Le postulat de départ est surprenant mais je me demandais comment le film allait le développer, imaginant déjà deux camps puisqu'il y a ceux qui se calfeutreront et se cacheront pour ne pas être embarqués dans ce grand n'importe quoi et, bien évidemment, ceux qui voudront en profiter pour régler en toute impunité leurs comptes.

La bande-annonce suggérait que les héros de ce film seraient de la première catégorie avec cette petite famille américaine qui voit le papa ultra bosseur, la maman a la maison, fifille première exceller en tout mais faire sa crise d'adolescence et fifils second être à la fois asociale mais prêt à sauver son prochain. Hum, ce n'est pas l'idéal pour se sentir proche de ces quatre personnages mais ce qui m'a le plus gêne est cette histoire de "purge" des plus faibles, des sans-abris, etc...

Dites, les extraits du début du film montrent que c n'est pas la première purge alors pouvez-vous m'expliquer qui sont ces gens sans abris (je rappel qu'il n'y a quasi pas de chômage) et pourquoi ils ne profitent pas de la purge pour se rebeller contre leur situation ? La société de consommation n'existe plus et c'est un choix de vie ?

Le film se trompe de cible en se concentrant sur cette petite famille : la référence a "orange mécanique" avec ces jeunes qui se "font plaisir" ce soir-là est a moitie assumée et il aurait été intéressant de développer le rôle du petit ami de la fille de la famille. Si vous aviez le droit de faire tout ce qui est interdit sur un temps donner, que feriez-vous ? L'attitude bisounours est bien évidemment la première réponse : rien mais l'attitude des voisins (seule bonne idée du film) montre que les choses ne sont pas si simples...

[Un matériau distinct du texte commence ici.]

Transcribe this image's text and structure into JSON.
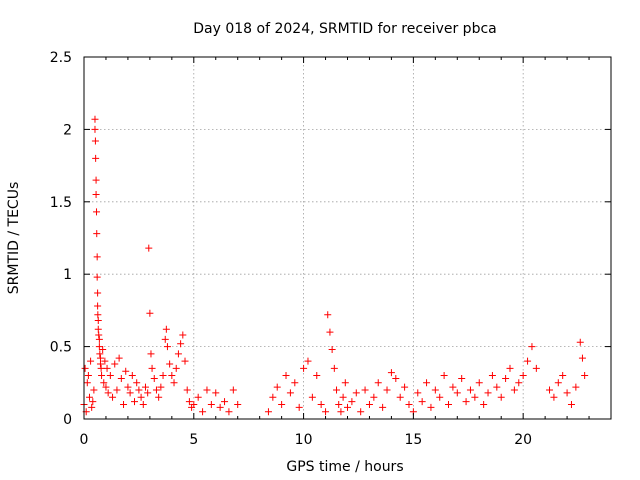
{
  "chart_data": {
    "type": "scatter",
    "title": "Day 018 of 2024, SRMTID for receiver pbca",
    "xlabel": "GPS time / hours",
    "ylabel": "SRMTID / TECUs",
    "xlim": [
      0,
      24
    ],
    "ylim": [
      0,
      2.5
    ],
    "xticks": [
      0,
      5,
      10,
      15,
      20
    ],
    "xtick_labels": [
      "0",
      "5",
      "10",
      "15",
      "20"
    ],
    "yticks": [
      0,
      0.5,
      1,
      1.5,
      2,
      2.5
    ],
    "ytick_labels": [
      "0",
      "0.5",
      "1",
      "1.5",
      "2",
      "2.5"
    ],
    "grid": true,
    "marker": "+",
    "color": "#ff0000",
    "series": [
      {
        "name": "SRMTID",
        "x": [
          0.0,
          0.05,
          0.1,
          0.15,
          0.2,
          0.25,
          0.3,
          0.35,
          0.4,
          0.45,
          0.5,
          0.5,
          0.52,
          0.53,
          0.55,
          0.55,
          0.57,
          0.58,
          0.6,
          0.6,
          0.62,
          0.62,
          0.63,
          0.65,
          0.65,
          0.67,
          0.7,
          0.7,
          0.72,
          0.75,
          0.75,
          0.78,
          0.8,
          0.85,
          0.9,
          0.95,
          1.0,
          1.05,
          1.1,
          1.2,
          1.3,
          1.4,
          1.5,
          1.6,
          1.7,
          1.8,
          1.9,
          2.0,
          2.1,
          2.2,
          2.3,
          2.4,
          2.5,
          2.6,
          2.7,
          2.8,
          2.9,
          2.95,
          3.0,
          3.05,
          3.1,
          3.2,
          3.3,
          3.4,
          3.5,
          3.6,
          3.7,
          3.75,
          3.8,
          3.9,
          4.0,
          4.1,
          4.2,
          4.3,
          4.4,
          4.5,
          4.6,
          4.7,
          4.8,
          4.9,
          5.0,
          5.2,
          5.4,
          5.6,
          5.8,
          6.0,
          6.2,
          6.4,
          6.6,
          6.8,
          7.0,
          8.4,
          8.6,
          8.8,
          9.0,
          9.2,
          9.4,
          9.6,
          9.8,
          10.0,
          10.2,
          10.4,
          10.6,
          10.8,
          11.0,
          11.1,
          11.2,
          11.3,
          11.4,
          11.5,
          11.6,
          11.7,
          11.8,
          11.9,
          12.0,
          12.2,
          12.4,
          12.6,
          12.8,
          13.0,
          13.2,
          13.4,
          13.6,
          13.8,
          14.0,
          14.2,
          14.4,
          14.6,
          14.8,
          15.0,
          15.2,
          15.4,
          15.6,
          15.8,
          16.0,
          16.2,
          16.4,
          16.6,
          16.8,
          17.0,
          17.2,
          17.4,
          17.6,
          17.8,
          18.0,
          18.2,
          18.4,
          18.6,
          18.8,
          19.0,
          19.2,
          19.4,
          19.6,
          19.8,
          20.0,
          20.2,
          20.4,
          20.6,
          21.2,
          21.4,
          21.6,
          21.8,
          22.0,
          22.2,
          22.4,
          22.6,
          22.7,
          22.8
        ],
        "y": [
          0.1,
          0.35,
          0.05,
          0.25,
          0.3,
          0.15,
          0.4,
          0.08,
          0.12,
          0.2,
          2.07,
          2.0,
          1.92,
          1.8,
          1.65,
          1.55,
          1.43,
          1.28,
          1.12,
          0.98,
          0.87,
          0.78,
          0.72,
          0.68,
          0.62,
          0.58,
          0.55,
          0.5,
          0.45,
          0.42,
          0.38,
          0.35,
          0.3,
          0.48,
          0.25,
          0.4,
          0.22,
          0.35,
          0.18,
          0.3,
          0.15,
          0.38,
          0.2,
          0.42,
          0.28,
          0.1,
          0.33,
          0.22,
          0.18,
          0.3,
          0.12,
          0.25,
          0.2,
          0.15,
          0.1,
          0.22,
          0.18,
          1.18,
          0.73,
          0.45,
          0.35,
          0.28,
          0.2,
          0.15,
          0.22,
          0.3,
          0.55,
          0.62,
          0.5,
          0.38,
          0.3,
          0.25,
          0.35,
          0.45,
          0.52,
          0.58,
          0.4,
          0.2,
          0.12,
          0.08,
          0.1,
          0.15,
          0.05,
          0.2,
          0.1,
          0.18,
          0.08,
          0.12,
          0.05,
          0.2,
          0.1,
          0.05,
          0.15,
          0.22,
          0.1,
          0.3,
          0.18,
          0.25,
          0.08,
          0.35,
          0.4,
          0.15,
          0.3,
          0.1,
          0.05,
          0.72,
          0.6,
          0.48,
          0.35,
          0.2,
          0.1,
          0.05,
          0.15,
          0.25,
          0.08,
          0.12,
          0.18,
          0.05,
          0.2,
          0.1,
          0.15,
          0.25,
          0.08,
          0.2,
          0.32,
          0.28,
          0.15,
          0.22,
          0.1,
          0.05,
          0.18,
          0.12,
          0.25,
          0.08,
          0.2,
          0.15,
          0.3,
          0.1,
          0.22,
          0.18,
          0.28,
          0.12,
          0.2,
          0.15,
          0.25,
          0.1,
          0.18,
          0.3,
          0.22,
          0.15,
          0.28,
          0.35,
          0.2,
          0.25,
          0.3,
          0.4,
          0.5,
          0.35,
          0.2,
          0.15,
          0.25,
          0.3,
          0.18,
          0.1,
          0.22,
          0.53,
          0.42,
          0.3
        ]
      }
    ]
  }
}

Après se pose le cas de conscience du père qui me parait assez mauvais dans son boulot : les bunkers pour passer 12h sont quand même plus indiqués que ces maigres protections mais passons... Aideriez-vous quelqu'un en difficulté au risque de faire tuer toute votre famille ? Quand la question de le "livrer" se pose, quel choix feriez-vous entre votre vie et votre morale ?

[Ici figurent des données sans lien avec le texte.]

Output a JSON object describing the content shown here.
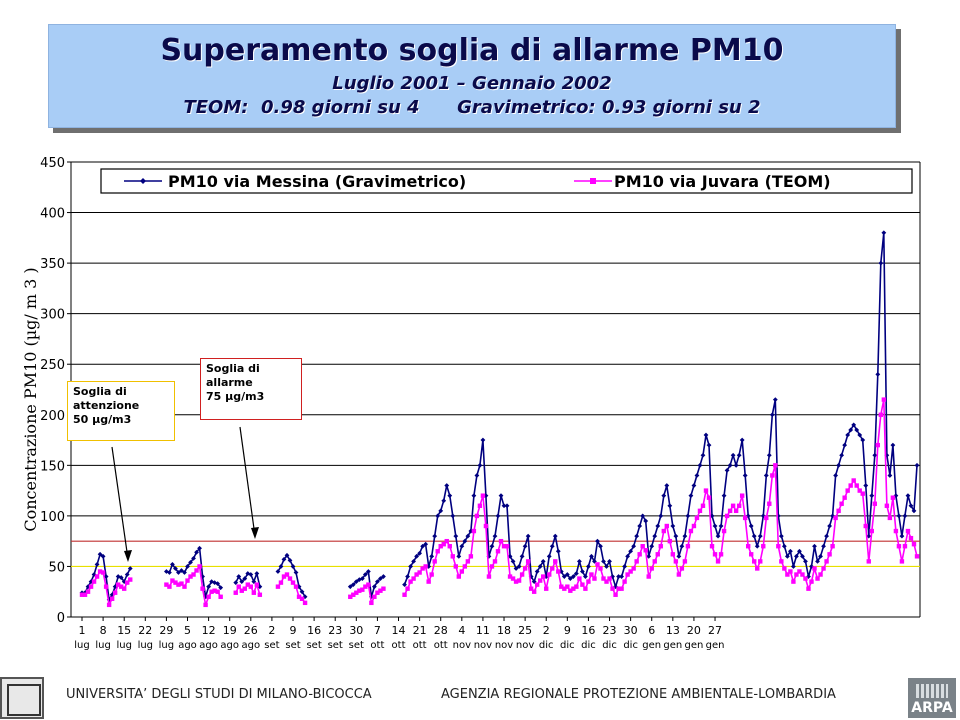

Voilà pour moi la question centrale du film, et personnellement j'aimerai répondre qu'évidemment je préférerais mourir l'esprit noble que vivre avec l'esprit bafoué mais est-ce si simple quand on n'est pas le seul concerné par la décision ?

Le film contourne le problème avec ses gros sabots et son scénario sans surprise qui veut que sauver une personne permette à coup sûr de s'en sortir sans trop de dégâts. Il aurait été bien plus subversif d voir toute la famille se faire dézinguer mais, si le film reste interdit au moins de 17 ans aux USA - et 12 ans en France - il reste un classique "survival" alors qu'il avait toutes les clefs pour faire un vrai grand film de science-fiction réaliste (surtout qu'en ne durant qu'1h20 j'aurai du mal a croire que le film était trop long et qu'on a du couper des choses au montage).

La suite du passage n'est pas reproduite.